Affiliations: [a] Department of Psychiatry and Behavioral Sciences, Division of Neurobiology, Johns Hopkins University School of Medicine, Baltimore, MD, USA
| [b] Departments of Neurology, Neuroscience and Pharmacology, Johns Hopkins University School of Medicine, Baltimore, MD, USA
| [c] Current address: Nuredis, Menlo Park, CA, USA
Correspondence to: Christopher A. Ross, CMSC 8-121, 600 North Wolfe Street, Baltimore, MD 21287, USA. Fax: +1 410 614 0013; E-mail: [email protected] and Nicolas Arbez, CMSC 9-115, 600 North Wolfe Street, Baltimore, MD 21287, USA. [email protected].
Note:  This article received a correction notice (Erratum) with the reference: 10.3233/JHD-200003, available at https://content.iospress.com/articles/journal-of-huntingtons-disease/jhd200003.

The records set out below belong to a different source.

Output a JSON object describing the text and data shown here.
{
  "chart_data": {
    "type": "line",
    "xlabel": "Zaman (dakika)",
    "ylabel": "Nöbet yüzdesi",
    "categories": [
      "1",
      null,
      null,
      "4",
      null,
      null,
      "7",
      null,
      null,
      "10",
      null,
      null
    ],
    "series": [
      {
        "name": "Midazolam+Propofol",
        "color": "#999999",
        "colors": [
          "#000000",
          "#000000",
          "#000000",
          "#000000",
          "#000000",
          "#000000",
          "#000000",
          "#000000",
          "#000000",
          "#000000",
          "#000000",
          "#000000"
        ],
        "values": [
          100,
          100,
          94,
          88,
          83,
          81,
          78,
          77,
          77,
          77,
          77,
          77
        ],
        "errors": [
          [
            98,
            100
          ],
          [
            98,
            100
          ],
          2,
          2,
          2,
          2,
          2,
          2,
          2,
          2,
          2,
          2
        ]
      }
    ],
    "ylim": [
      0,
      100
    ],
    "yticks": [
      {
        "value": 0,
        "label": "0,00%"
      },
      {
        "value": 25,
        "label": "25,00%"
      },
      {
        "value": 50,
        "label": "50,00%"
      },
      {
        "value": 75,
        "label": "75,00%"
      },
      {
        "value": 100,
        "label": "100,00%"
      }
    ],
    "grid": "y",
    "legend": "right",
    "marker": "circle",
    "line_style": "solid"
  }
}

Abstract: Background:The potential benefit of cysteamine for Huntington’s disease has been demonstrated in HD animal models. Cysteamine and its derivate cystamine were shown to reduce neuropathology and prolong lifespan. Human studies have demonstrated safety, and suggestive results regarding efficacy. Despite all the studies available in vivo, there are only few in vitro studies, and the mechanism of action of cysteamine remains unclear. Objective:The objective of this study is to assess the capacity of cysteamine for neuroprotection against mutant Huntingtin in vitro using cellular models of HD, and to provide initial data regarding mechanism of action. Methods:We tested the neuroprotective properties of cysteamine in vitro in our primary neuron and iPSC models of HD. Results:Cysteamine showed a strong neuroprotective effect (EC50 = 7.1 nM) against mutant Htt-(aa-1-586 82Q) toxicity, in a nuclear condensation cell toxicity assay. Cysteamine also rescued mitochondrial changes induced by mutant Htt. Modulation of the levels of cysteine or glutathione failed to protect neurons, suggesting that cysteamine neuroprotection is not mediated through cysteine metabolism. Taurine and Hypotaurine, which are metabolites of cysteamine can protect neurons against Htt toxicity, but the inhibition of the enzyme converting cysteamine to hypotaurine does not block either protective activity, suggesting independent protective pathways. Cysteamine has been suggested to activate BDNF secretion; however, cysteamine protection was not blocked by BDNF pathway antagonists. Conclusions:Cysteamine was strongly neuroprotective with relatively high potency. We demonstrated that the main neuroprotective pathways that have been proposed to be the mechanism of protection by cysteamine can all be blocked and still not prevent the neuroprotective effect. The results suggest the involvement of other yet-to-be-determined neuroprotective pathways.